4
votes

I am new to Haskell, and I have been trying to write a JSON parser using Parsec as an exercise. This has mostly been going well, I am able to parse lists and objects with relatively little code which is also readable (great!). However, for JSON I also need to parse primitives like

  • Integers (possibly signed)
  • Floats (possibly using scientific notation such as "3.4e-8")
  • Strings with e.g. escaped quotes

I was hoping to find ready to use parsers for things like these as part of Parsec. The closest I get is the Parsec.Tokens module (defines integer and friends), but those parsers require a "language definition" that seems way beyond what I should have to make to parse something as simple as JSON -- it appears to be designed for programming languages.

So my questions are:

  1. Are the functions in Parsec.Token the right way to go here? If so, how to make a suitable language definition?

  2. Are "primitive" parsers for integers etc defined somewhere else? Maybe in another package?

  3. Am I supposed to write these kinds of low-level parsers myself? I can see myself reusing them frequently... (obscure scientific data formats etc.)

I have noticed that a question on this site says Megaparsec has these primitives included [1], but I suppose these cannot be used with parsec.

Related questions:

How do I get Parsec to let me call `read` :: Int?

How to parse an Integer with parsec

1
You can just pass in empty strings and lists and always-failing parsers for the options that do not apply to you (which I guess is all of them).sepp2k
If you can, please use megaparsec. It is a better modern rewrite of parsec (and is actually b king maintained).Alec

1 Answers

6
votes

Are the functions in Parsec.Token the right way to go here?

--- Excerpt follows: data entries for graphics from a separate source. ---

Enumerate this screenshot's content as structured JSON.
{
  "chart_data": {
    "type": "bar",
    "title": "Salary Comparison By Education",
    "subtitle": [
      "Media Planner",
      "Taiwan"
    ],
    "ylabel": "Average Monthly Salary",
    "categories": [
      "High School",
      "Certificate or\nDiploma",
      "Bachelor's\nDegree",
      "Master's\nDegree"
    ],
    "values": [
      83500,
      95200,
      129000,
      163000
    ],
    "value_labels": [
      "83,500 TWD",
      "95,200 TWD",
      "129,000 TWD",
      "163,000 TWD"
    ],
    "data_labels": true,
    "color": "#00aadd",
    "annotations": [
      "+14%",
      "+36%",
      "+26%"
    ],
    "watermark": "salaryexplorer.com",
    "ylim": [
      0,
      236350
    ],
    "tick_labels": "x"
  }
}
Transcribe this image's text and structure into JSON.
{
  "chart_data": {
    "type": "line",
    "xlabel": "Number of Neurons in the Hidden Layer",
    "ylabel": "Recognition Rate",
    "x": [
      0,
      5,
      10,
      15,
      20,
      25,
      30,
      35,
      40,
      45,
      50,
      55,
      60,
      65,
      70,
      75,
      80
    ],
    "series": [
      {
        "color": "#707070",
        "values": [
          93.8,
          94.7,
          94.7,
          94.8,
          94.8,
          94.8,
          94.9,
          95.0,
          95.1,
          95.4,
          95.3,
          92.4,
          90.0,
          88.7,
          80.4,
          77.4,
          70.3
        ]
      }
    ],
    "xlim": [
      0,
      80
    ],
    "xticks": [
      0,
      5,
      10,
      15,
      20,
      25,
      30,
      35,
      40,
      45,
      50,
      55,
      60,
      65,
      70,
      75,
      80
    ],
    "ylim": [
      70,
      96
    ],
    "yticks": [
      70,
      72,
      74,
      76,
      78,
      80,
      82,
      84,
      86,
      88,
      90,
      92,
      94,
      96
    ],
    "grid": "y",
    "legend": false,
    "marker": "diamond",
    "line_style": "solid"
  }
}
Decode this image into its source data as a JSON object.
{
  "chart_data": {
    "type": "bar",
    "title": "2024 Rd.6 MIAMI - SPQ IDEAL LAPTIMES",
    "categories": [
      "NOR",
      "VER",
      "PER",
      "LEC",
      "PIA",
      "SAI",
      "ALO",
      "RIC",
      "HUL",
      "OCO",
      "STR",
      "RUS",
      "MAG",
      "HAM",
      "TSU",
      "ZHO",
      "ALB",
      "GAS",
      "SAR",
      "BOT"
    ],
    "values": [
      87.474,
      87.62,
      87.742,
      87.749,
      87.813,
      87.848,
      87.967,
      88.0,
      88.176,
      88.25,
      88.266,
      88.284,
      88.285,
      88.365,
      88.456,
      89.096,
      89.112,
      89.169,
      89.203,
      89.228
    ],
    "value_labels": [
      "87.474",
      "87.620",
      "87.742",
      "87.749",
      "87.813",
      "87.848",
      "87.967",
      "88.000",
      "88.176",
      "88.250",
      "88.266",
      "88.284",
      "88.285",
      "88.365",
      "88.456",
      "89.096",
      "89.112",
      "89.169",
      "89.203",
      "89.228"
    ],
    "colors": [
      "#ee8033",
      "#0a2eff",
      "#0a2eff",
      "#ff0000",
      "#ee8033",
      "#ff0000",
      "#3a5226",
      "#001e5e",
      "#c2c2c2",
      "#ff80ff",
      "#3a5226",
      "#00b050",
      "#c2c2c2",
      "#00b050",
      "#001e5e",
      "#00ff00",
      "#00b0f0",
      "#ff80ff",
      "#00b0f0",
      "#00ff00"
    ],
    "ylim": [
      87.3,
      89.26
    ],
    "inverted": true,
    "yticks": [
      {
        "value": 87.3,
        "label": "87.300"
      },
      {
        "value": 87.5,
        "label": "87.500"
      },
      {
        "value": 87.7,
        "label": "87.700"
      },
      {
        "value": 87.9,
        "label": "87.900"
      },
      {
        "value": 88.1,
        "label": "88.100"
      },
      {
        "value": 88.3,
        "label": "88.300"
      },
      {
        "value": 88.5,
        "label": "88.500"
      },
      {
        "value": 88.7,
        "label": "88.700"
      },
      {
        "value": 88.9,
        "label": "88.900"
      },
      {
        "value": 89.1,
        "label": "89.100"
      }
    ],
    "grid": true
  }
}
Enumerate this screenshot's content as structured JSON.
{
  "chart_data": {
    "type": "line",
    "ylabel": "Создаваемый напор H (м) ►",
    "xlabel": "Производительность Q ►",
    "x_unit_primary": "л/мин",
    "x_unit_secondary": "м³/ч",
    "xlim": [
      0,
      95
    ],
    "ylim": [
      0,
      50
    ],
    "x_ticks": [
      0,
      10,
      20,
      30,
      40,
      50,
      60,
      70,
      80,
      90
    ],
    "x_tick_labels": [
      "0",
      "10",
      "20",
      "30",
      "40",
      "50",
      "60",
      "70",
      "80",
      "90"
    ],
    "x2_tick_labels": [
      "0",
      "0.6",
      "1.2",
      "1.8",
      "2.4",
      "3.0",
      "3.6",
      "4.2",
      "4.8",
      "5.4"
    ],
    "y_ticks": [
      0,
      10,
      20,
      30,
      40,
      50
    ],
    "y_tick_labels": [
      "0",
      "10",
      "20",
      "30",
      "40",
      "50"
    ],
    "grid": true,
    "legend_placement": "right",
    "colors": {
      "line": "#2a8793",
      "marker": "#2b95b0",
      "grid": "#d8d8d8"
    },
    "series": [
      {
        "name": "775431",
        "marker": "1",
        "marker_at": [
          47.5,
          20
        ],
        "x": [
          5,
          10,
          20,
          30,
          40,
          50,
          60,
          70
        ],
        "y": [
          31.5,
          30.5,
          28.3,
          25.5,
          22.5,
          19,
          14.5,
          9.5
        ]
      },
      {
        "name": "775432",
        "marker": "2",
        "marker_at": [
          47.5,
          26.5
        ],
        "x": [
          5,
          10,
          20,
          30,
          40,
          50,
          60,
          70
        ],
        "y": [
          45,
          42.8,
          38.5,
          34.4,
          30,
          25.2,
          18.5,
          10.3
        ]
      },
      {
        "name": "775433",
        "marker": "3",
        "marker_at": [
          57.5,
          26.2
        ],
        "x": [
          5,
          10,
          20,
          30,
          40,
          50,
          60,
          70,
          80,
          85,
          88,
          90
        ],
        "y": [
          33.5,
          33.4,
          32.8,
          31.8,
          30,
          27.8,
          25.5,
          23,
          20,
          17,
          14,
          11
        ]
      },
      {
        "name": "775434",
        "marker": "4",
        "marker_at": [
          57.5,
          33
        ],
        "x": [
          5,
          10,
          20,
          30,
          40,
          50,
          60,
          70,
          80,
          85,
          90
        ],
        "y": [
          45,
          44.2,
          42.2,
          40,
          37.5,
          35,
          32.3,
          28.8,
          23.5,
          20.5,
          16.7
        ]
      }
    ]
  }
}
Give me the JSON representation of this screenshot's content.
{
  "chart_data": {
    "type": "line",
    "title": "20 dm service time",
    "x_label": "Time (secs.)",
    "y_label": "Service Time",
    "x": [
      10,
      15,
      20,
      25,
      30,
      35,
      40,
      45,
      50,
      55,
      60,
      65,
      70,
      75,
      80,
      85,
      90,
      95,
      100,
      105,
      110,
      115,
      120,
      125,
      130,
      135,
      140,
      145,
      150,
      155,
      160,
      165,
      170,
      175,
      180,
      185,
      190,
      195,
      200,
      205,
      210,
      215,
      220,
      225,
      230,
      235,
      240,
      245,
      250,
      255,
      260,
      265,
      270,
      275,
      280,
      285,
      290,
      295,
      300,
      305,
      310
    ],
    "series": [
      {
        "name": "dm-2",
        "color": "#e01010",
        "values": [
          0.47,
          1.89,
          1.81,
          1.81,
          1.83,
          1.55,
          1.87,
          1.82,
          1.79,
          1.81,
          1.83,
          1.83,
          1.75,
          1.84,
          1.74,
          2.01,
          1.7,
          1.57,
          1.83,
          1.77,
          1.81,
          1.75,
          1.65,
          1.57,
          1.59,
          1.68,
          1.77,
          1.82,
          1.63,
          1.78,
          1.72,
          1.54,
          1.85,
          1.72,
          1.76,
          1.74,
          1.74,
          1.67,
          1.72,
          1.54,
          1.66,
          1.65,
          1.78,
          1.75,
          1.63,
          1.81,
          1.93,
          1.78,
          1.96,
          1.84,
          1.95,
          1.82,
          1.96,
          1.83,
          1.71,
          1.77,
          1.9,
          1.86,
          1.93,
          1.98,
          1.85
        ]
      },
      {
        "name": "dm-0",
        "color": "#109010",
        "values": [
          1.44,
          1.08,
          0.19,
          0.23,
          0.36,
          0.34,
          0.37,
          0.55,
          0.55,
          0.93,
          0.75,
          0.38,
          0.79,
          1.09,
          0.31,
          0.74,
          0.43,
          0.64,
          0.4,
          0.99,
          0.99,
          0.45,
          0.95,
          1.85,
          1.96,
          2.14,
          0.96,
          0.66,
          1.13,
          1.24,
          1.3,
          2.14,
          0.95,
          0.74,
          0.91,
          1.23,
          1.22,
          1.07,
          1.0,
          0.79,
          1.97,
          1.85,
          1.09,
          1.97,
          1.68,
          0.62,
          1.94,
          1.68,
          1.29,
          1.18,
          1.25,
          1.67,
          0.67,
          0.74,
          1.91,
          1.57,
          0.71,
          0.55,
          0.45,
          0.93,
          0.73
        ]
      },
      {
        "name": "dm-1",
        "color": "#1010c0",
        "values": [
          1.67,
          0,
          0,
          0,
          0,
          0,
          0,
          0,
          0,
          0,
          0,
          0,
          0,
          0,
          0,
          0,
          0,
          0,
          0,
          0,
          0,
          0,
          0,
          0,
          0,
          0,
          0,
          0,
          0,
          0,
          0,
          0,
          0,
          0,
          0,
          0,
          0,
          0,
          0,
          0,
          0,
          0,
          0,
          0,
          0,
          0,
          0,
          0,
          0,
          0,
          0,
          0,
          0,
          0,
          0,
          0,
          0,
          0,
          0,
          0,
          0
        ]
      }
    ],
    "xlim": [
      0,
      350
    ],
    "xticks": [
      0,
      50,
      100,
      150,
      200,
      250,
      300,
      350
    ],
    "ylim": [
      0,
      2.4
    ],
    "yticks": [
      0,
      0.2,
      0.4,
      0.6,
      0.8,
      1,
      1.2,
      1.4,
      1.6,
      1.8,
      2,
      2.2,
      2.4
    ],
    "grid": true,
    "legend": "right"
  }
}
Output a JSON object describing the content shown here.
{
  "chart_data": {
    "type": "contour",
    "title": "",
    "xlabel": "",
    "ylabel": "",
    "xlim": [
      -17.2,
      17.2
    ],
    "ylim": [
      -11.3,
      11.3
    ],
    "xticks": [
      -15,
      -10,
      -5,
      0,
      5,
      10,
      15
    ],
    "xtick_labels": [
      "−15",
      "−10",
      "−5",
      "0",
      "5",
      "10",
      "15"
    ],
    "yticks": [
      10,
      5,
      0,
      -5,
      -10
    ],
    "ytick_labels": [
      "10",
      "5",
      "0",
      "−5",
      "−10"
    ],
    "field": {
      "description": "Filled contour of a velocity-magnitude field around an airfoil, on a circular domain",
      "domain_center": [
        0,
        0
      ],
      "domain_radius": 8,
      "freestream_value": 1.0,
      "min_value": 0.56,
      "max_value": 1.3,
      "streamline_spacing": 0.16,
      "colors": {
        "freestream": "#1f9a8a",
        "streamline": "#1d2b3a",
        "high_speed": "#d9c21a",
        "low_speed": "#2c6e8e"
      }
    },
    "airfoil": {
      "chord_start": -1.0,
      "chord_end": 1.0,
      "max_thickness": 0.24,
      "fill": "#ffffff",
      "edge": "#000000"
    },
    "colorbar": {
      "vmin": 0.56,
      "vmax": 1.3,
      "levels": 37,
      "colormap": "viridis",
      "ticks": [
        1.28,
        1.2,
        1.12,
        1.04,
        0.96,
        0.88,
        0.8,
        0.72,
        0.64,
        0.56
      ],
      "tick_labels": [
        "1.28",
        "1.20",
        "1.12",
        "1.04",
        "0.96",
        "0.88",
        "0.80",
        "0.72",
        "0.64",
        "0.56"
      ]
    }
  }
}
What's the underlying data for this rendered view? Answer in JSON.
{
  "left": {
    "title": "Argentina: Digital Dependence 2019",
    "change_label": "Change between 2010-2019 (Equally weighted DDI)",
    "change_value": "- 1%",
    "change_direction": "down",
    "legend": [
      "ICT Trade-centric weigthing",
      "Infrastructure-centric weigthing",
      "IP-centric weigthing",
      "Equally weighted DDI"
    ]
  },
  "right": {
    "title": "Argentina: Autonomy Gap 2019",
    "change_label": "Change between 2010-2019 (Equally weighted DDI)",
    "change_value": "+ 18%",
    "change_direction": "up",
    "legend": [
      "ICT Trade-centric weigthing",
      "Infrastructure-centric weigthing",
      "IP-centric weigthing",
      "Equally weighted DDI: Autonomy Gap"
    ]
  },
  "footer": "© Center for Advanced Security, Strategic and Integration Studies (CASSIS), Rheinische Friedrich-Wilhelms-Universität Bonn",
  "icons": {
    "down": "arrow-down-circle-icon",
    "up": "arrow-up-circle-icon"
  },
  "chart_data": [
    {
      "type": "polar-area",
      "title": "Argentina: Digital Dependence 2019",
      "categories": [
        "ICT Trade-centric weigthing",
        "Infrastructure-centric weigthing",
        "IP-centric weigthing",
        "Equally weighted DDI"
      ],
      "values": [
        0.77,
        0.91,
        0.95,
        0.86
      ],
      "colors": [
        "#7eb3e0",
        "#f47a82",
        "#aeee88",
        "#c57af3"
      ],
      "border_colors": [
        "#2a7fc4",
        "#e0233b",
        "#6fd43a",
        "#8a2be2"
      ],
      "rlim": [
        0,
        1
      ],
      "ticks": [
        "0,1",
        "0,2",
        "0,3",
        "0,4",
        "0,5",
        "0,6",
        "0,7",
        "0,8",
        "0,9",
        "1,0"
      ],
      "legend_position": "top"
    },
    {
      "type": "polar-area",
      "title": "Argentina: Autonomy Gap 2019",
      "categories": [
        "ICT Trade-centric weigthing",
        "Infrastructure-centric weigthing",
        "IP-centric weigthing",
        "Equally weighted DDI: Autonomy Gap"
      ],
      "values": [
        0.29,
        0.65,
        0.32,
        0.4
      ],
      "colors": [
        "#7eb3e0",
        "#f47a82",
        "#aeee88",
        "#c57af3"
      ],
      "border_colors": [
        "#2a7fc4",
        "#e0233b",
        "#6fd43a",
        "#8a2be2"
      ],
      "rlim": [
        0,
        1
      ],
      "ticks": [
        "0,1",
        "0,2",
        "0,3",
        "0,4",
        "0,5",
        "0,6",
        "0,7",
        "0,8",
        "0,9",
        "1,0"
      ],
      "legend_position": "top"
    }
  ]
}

Yes, they are. If you don't care about the minutiae specified by a language definition (i.e. you don't plan to use the parsers which depend on them, such as identifier or reserved), just use emptyDef as a default:

import Text.Parsec
import qualified Text.Parsec.Token as P
import Text.Parsec.Language (emptyDef)

lexer = P.makeTokenParser emptyDef

integer = P.integer lexer

As you noted, this feels unnecesarily clunky for your use case. It is worth mentioning that megaparsec (cf. Alec's suggestion) provides a corresponding integer parser without the ceremony. (The flip side is that megaparsec doesn't try to bake in support for e.g. reserved words, but that isn't difficult to implement in the cases you actually need it.)